Here’s a letter I recently sent to The Economist:
SIR – you write that the “collective obsession with short-term austerity across the rich world is hurting” the prospects for global economic recovery; be afraid.
May the data allay your fears. From 2000 to 2010, the UK’s government spending boomed from 36.6 percent of GDP to 51.0 percent. France’s spending went from 51.6 percent to 56.2 percent. Even sober Germany grew its government from 45.1 percent of GDP to 46.7 percent.
When Bill Clinton left office, total U.S. government spending was 33.9 percent of GDP. It has blossomed to 42.3 percent under Presidents Bush and Obama.

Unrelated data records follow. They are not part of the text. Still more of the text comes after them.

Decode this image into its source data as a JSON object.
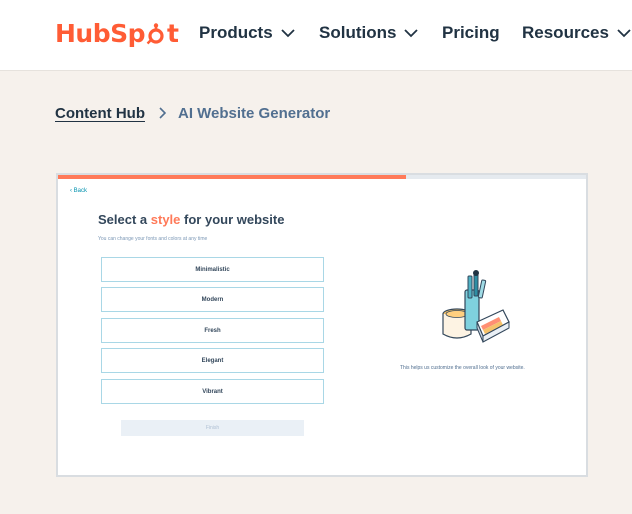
{
  "header": {
    "logo_text_left": "HubSp",
    "logo_text_right": "t",
    "nav": [
      {
        "label": "Products",
        "has_dropdown": true
      },
      {
        "label": "Solutions",
        "has_dropdown": true
      },
      {
        "label": "Pricing",
        "has_dropdown": false
      },
      {
        "label": "Resources",
        "has_dropdown": true
      }
    ]
  },
  "breadcrumb": {
    "parent": "Content Hub",
    "current": "AI Website Generator"
  },
  "preview": {
    "progress_percent": 66,
    "back_label": "‹ Back",
    "title_prefix": "Select a ",
    "title_accent": "style",
    "title_suffix": " for your website",
    "subtitle": "You can change your fonts and colors at any time",
    "options": [
      "Minimalistic",
      "Modern",
      "Fresh",
      "Elegant",
      "Vibrant"
    ],
    "finish_label": "Finish",
    "helper_text": "This helps us customize the overall look of your website."
  },
  "colors": {
    "brand_orange": "#ff5c35",
    "accent_orange": "#ff7a59",
    "header_bg": "#ffffff",
    "page_bg": "#f6f1ec",
    "option_border": "#a9d7e6"
  }
}
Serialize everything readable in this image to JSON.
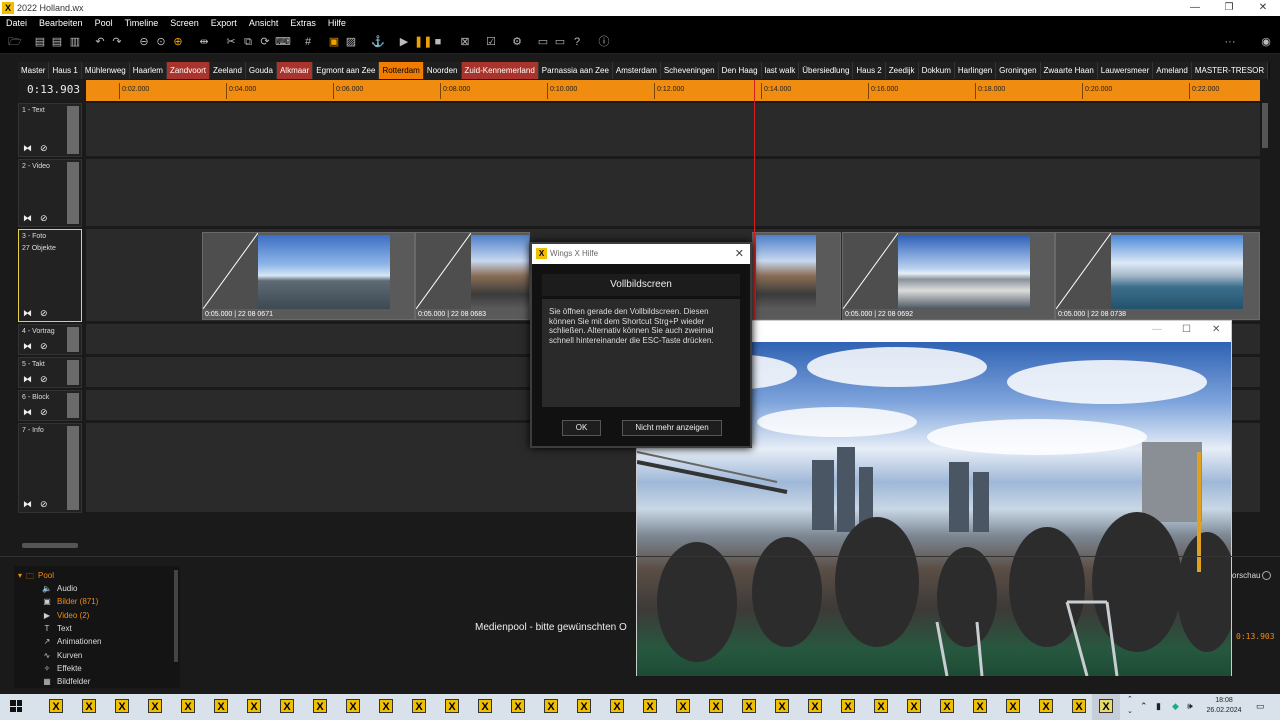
{
  "window": {
    "title": "2022 Holland.wx",
    "min": "—",
    "max": "❐",
    "close": "✕"
  },
  "menu": [
    "Datei",
    "Bearbeiten",
    "Pool",
    "Timeline",
    "Screen",
    "Export",
    "Ansicht",
    "Extras",
    "Hilfe"
  ],
  "toolbar": {
    "more": "···"
  },
  "tabs": [
    {
      "label": "Master",
      "style": "normal"
    },
    {
      "label": "Haus 1",
      "style": "normal"
    },
    {
      "label": "Mühlenweg",
      "style": "normal"
    },
    {
      "label": "Haarlem",
      "style": "normal"
    },
    {
      "label": "Zandvoort",
      "style": "red"
    },
    {
      "label": "Zeeland",
      "style": "normal"
    },
    {
      "label": "Gouda",
      "style": "normal"
    },
    {
      "label": "Alkmaar",
      "style": "red"
    },
    {
      "label": "Egmont aan Zee",
      "style": "normal"
    },
    {
      "label": "Rotterdam",
      "style": "orange"
    },
    {
      "label": "Noorden",
      "style": "normal"
    },
    {
      "label": "Zuid-Kennemerland",
      "style": "red"
    },
    {
      "label": "Parnassia aan Zee",
      "style": "normal"
    },
    {
      "label": "Amsterdam",
      "style": "normal"
    },
    {
      "label": "Scheveningen",
      "style": "normal"
    },
    {
      "label": "Den Haag",
      "style": "normal"
    },
    {
      "label": "last walk",
      "style": "normal"
    },
    {
      "label": "Übersiedlung",
      "style": "normal"
    },
    {
      "label": "Haus 2",
      "style": "normal"
    },
    {
      "label": "Zeedijk",
      "style": "normal"
    },
    {
      "label": "Dokkum",
      "style": "normal"
    },
    {
      "label": "Harlingen",
      "style": "normal"
    },
    {
      "label": "Groningen",
      "style": "normal"
    },
    {
      "label": "Zwaarte Haan",
      "style": "normal"
    },
    {
      "label": "Lauwersmeer",
      "style": "normal"
    },
    {
      "label": "Ameland",
      "style": "normal"
    },
    {
      "label": "MASTER-TRESOR",
      "style": "normal"
    }
  ],
  "timeline": {
    "timecode": "0:13.903",
    "ticks": [
      "0:02.000",
      "0:04.000",
      "0:06.000",
      "0:08.000",
      "0:10.000",
      "0:12.000",
      "0:14.000",
      "0:16.000",
      "0:18.000",
      "0:20.000",
      "0:22.000"
    ]
  },
  "tracks": [
    {
      "name": "1 - Text",
      "sub": ""
    },
    {
      "name": "2 - Video",
      "sub": ""
    },
    {
      "name": "3 - Foto",
      "sub": "27 Objekte"
    },
    {
      "name": "4 - Vortrag",
      "sub": ""
    },
    {
      "name": "5 - Takt",
      "sub": ""
    },
    {
      "name": "6 - Block",
      "sub": ""
    },
    {
      "name": "7 - Info",
      "sub": ""
    }
  ],
  "track_icons": {
    "play": "⧓",
    "mute": "⊘"
  },
  "clips": [
    {
      "label": "0:05.000 | 22 08 0671"
    },
    {
      "label": "0:05.000 | 22 08 0683"
    },
    {
      "label": "0:05.000 | 22 08 0692"
    },
    {
      "label": "0:05.000 | 22 08 0738"
    }
  ],
  "dialog": {
    "title": "Wings X Hilfe",
    "heading": "Vollbildscreen",
    "body": "Sie öffnen gerade den Vollbildscreen. Diesen können Sie mit dem Shortcut Strg+P wieder schließen. Alternativ können Sie auch zweimal schnell hintereinander die ESC-Taste drücken.",
    "ok": "OK",
    "dont_show": "Nicht mehr anzeigen"
  },
  "preview": {
    "min": "—",
    "max": "☐",
    "close": "✕"
  },
  "pool": {
    "root": "Pool",
    "items": [
      {
        "label": "Audio",
        "icon": "🔈",
        "style": "normal"
      },
      {
        "label": "Bilder (871)",
        "icon": "▣",
        "style": "orange"
      },
      {
        "label": "Video (2)",
        "icon": "▶",
        "style": "orange"
      },
      {
        "label": "Text",
        "icon": "T",
        "style": "normal"
      },
      {
        "label": "Animationen",
        "icon": "↗",
        "style": "normal"
      },
      {
        "label": "Kurven",
        "icon": "∿",
        "style": "normal"
      },
      {
        "label": "Effekte",
        "icon": "✧",
        "style": "normal"
      },
      {
        "label": "Bildfelder",
        "icon": "▦",
        "style": "normal"
      }
    ],
    "message": "Medienpool - bitte gewünschten O",
    "vorschau": "orschau",
    "timecode": "0:13.903"
  },
  "taskbar": {
    "time": "18:08",
    "date": "26.02.2024",
    "app_glyph": "X"
  }
}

If the rich world is indeed austerity-obsessed, it is no more than talk. That’s why this writer is afraid.
RYAN YOUNG
Fellow in Regulatory Studies
Competitive Enterprise Institute
Washington*All data from OECD, downloadable at http://dx.doi.org/10.1787/888932443396
My colleague Greg Conko pointed out that the letter might be more persuasive if it used data from 2008-2010, to isolate government growth since the Great Recession’s start.
It’s a good point, so I looked it up. And the song remains the same. France’s government grew from 52.9 to 56.2 percent; Germany’s grew from 43.8 to 46.7 percent; the UK’s grew from 47.4 to 51.0 percent; and the U.S. grew from 39.0 to 42.3 percent. All that in three short years.